Während ich meine Medikamente an mich nahm, schimpfte
ich laut:
„Du doofe Sau. Drecksviech, du.“,
und verpasste ihr einen gewaltigen Tritt in den Arsch, so
dass sie im hohen Bogen kreischend durch die Balkontür,
über das Geländer, hinunter in den Hof flog.
„Hinfort mit dir, du Ungetier.“, dichtete
ich.
Genervt steckte ich mir die 2500 Milligramm
Quetiapinfumarat (dasselbe wie Seroquel) in den Mund und
spülte sie mit einem kräftigen Schluck
Jägermeister hinunter.
Gedankenverloren rannte ich in das Erdgeschoss, an der
Kellertür vorbei, durch die Tür zum Hinterhof. Als
ich die Mülltonne öffnete, kam Oskar, der eine
alte Damenbinde auf dem Kopf liegen hatte, zum Vorschein.
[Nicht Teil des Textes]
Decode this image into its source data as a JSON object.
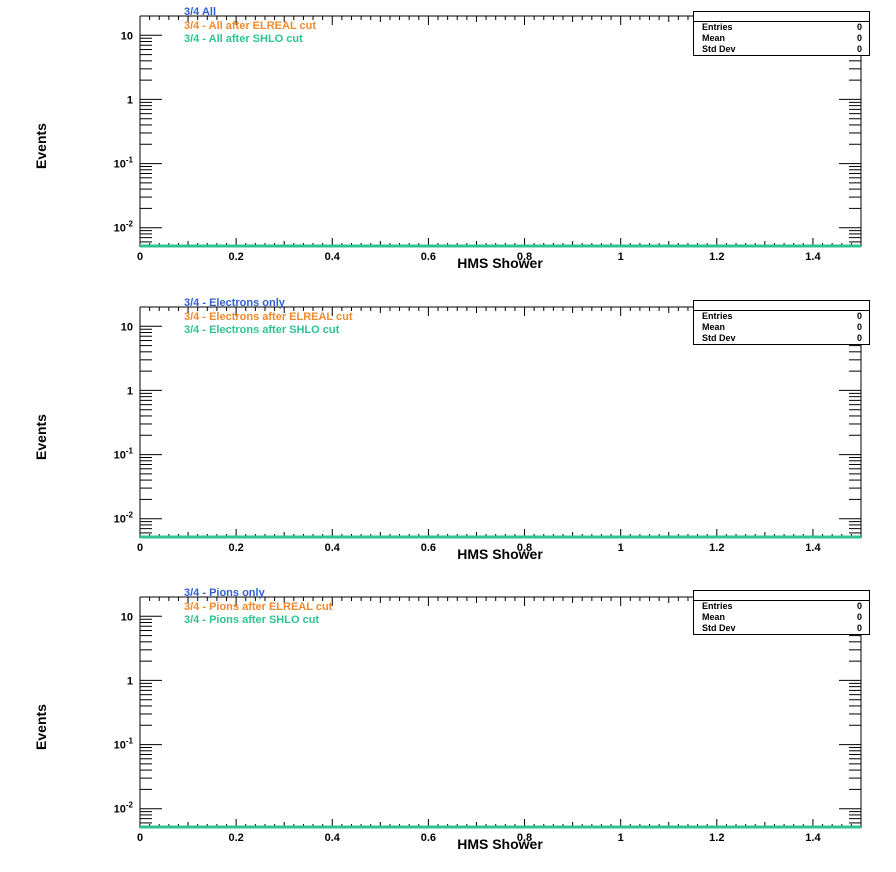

Oskar lebt schon seit Jahren in Mülltonnen und war
stets gut gelaunt und freundlich.
„Hallo, mein
Freund, wie geht es dir?“
„Hallo“,
sagte ich geistesabwesend. „Hast du nicht letzte Woche
noch in der Mülltonne nebenan gewohnt?“
„Stimmt. Die alte war zu klein, außerdem
ständig Mieterhöhungen.
Ich machte mich auf den Weg zu Fritten-Heinz, dem
besten und einzigen Restaurant hier in dem Viertel. Auf dem
Weg dorthin wurde mir die unglaubliche Situation, in der ich
mich befand, bewusst und alles kam mir wie ein Alptraum
vor.
„Die Welt, in der du lebst, ist nicht
Wirklichkeit. Du bist eine Projektion unserer
Vorstellungskraft, mein lieber Sascha“, schleusten sie
ihre Gedanken in meinen Neokortex.
„Wieso Sascha?
Ich bin nicht Sascha.“
„Doooch, der bist
du: Du weißt es nur nicht, du Holzkopf.“
Verwirrt betrat ich das Restaurant und Heinz fragte mich,
was er für mich tun könne.
„Wie
immer.“
„Jo!“, sagte Heinz.
Ich
ging zur Kühltruhe, holte mir eine Flasche Reissdorf
Kölsch heraus, öffnete sie mit dem Feuerzeug und
setzte mich an den Tisch in der Nähe des Fernsehers,
der an der Wand montiert war. Während mein Essen
zubereitet wurde, hafteten meine Gedanken an der
Behauptung, alles sei ein Traum.
„Wenn ich in
einer Traumwelt lebe, sind die Dinge dann überhaupt
real?“
„Ich sagte doch eben, dass alles
Nichts ist. Der Tisch ist Nichts, deine Gedanken sind
Nichts. Und vor allem bist du ein Nichts, mein
Freund“, sagte er.
„Die Realität ist
eine Illusion.“
Der Gedanke, dass alles Nichts
sei, fand ich äußerst beunruhigend.
Eigene Gedanken werden zu Wirklichkeit. Das aber macht die Wirklichkeit unsicher. Was ist Phantasie, was Realität?